Martin Pottgiesser (1964 - 2016)
Les doubles talents ne sont pas rares en art. Le terme « peintre-sculpteur » est bien établi dans l'art du XXe siècle, et l'association de la littérature et de la sculpture – pensons à Ernst Barlach et Günter Grass – est également assez courante. Cependant, Martin Pottgiesser, fait inhabituel, avait déjà suivi une formation de chanteur d'opéra et de concert à l'Université de musique de Detmold avant de finalement se tourner vers la sculpture, avant d'étudier la sculpture de 1996 à 2001 à l'Académie des beaux-arts de Stuttgart auprès de Karl-Hennig Seemann et M. Ullmann.

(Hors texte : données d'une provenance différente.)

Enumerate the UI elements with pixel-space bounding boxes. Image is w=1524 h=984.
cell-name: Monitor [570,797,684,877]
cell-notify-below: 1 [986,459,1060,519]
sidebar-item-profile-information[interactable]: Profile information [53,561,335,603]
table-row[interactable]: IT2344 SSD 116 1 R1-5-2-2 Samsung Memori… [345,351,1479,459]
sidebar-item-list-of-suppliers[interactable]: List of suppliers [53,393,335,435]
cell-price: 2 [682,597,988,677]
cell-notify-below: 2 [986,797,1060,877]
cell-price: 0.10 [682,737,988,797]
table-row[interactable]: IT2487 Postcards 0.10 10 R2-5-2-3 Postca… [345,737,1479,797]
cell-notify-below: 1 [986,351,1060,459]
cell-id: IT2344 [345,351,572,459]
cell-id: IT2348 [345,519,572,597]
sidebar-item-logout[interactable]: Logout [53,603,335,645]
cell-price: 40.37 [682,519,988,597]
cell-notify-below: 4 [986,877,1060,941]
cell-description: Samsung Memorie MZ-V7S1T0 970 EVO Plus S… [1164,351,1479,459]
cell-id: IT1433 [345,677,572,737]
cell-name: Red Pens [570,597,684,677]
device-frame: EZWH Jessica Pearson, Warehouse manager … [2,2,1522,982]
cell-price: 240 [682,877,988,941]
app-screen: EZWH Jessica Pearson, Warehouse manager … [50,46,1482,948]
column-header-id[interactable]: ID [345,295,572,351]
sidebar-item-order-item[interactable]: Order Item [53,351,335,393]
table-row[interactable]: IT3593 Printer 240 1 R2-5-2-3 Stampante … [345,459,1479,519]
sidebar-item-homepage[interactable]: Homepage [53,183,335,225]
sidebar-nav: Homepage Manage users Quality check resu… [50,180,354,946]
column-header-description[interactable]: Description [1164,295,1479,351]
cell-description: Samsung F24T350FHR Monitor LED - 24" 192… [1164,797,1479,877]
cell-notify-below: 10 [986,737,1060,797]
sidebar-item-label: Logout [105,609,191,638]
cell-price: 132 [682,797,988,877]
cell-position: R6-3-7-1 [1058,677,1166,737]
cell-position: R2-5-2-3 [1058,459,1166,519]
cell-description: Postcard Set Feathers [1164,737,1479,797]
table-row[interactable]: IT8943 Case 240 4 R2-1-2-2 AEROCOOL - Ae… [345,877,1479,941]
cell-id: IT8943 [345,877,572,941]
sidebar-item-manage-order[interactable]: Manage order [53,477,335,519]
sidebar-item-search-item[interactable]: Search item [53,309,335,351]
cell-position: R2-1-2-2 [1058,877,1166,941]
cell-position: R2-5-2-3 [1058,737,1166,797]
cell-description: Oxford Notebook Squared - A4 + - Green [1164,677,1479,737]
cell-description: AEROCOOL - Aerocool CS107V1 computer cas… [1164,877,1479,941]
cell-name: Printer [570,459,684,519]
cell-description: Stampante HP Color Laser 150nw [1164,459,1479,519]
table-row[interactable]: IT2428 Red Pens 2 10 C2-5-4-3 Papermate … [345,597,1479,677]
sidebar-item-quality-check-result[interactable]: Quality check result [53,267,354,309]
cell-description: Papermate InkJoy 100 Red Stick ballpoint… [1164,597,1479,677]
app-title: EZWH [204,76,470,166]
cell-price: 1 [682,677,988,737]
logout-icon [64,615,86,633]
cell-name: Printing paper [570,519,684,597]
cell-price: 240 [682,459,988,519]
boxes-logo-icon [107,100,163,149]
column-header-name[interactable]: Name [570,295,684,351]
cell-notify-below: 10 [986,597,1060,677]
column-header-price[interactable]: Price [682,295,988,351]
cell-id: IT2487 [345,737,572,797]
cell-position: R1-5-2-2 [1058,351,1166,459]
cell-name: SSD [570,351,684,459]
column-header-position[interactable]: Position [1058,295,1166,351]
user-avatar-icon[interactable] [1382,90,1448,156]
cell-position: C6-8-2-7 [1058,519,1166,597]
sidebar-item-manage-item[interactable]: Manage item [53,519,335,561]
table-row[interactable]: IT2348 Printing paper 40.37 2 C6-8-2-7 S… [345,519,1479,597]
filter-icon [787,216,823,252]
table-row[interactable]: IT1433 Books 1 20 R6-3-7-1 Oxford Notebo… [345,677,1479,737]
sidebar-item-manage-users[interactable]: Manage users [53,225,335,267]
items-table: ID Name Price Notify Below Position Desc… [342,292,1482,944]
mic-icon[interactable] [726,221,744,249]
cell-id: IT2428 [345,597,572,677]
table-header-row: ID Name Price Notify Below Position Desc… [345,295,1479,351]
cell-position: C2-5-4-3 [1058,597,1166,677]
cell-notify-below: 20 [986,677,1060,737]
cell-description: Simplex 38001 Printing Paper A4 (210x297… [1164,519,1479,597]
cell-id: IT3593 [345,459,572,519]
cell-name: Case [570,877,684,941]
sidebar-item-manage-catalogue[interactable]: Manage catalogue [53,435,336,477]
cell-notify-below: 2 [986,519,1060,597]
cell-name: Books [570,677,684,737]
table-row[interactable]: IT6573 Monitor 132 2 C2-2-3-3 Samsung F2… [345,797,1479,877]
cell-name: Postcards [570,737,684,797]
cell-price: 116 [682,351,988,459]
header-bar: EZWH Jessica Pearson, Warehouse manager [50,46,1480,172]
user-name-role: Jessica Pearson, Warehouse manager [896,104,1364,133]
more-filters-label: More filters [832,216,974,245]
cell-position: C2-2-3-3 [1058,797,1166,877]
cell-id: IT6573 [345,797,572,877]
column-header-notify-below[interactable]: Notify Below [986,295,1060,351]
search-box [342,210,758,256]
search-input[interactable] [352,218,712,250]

Pottgiesser a vécu à Dresde et a travaillé comme sculpteur sur bois et sculpteur. Son sujet était le thème classique de l'art occidental par excellence : le corps humain. Il se souciait moins d'une représentation « réaliste » et exacte. Il considérait plutôt l'utilisation de matériaux comme le bois et l'argile, qui semblaient presque archaïques à l'ère du cinéma et de la photographie, comme bien plus précise pour représenter non seulement l'enveloppe extérieure, mais aussi l'image « intérieure » de la forme humaine. La réflexion constante sur l'objectif matériel et esthétique a contraint l'artiste à adopter une lenteur délibérée, transmise ensuite au spectateur et permettant ainsi une compréhension véritablement sensuelle. Le « réalisme » trompeur d'une réplique exacte n'était de toute façon pas son objectif. Au contraire : les traces du modelage, telles que les petites courbes en cire, voire les renflements reconnaissables comme des empreintes digitales, devaient être reconnaissables. Ce sont précisément elles, selon Pottgiesser, qui rendent ses personnages « plus semblables à nous, humains ». Les personnages de Pottgiesser sont souvent debout ou assis sur des socles, disposant ainsi chacun de son propre socle à partir duquel ils explorent l'espace. Ils reposent en eux-mêmes, sont complètement en harmonie avec eux-mêmes et deviennent ainsi – dans un « mélange d’intemporalité et de contemporanéité », comme l’a dit le critique d’art Wolfgang Heger – des symboles de l’existence humaine.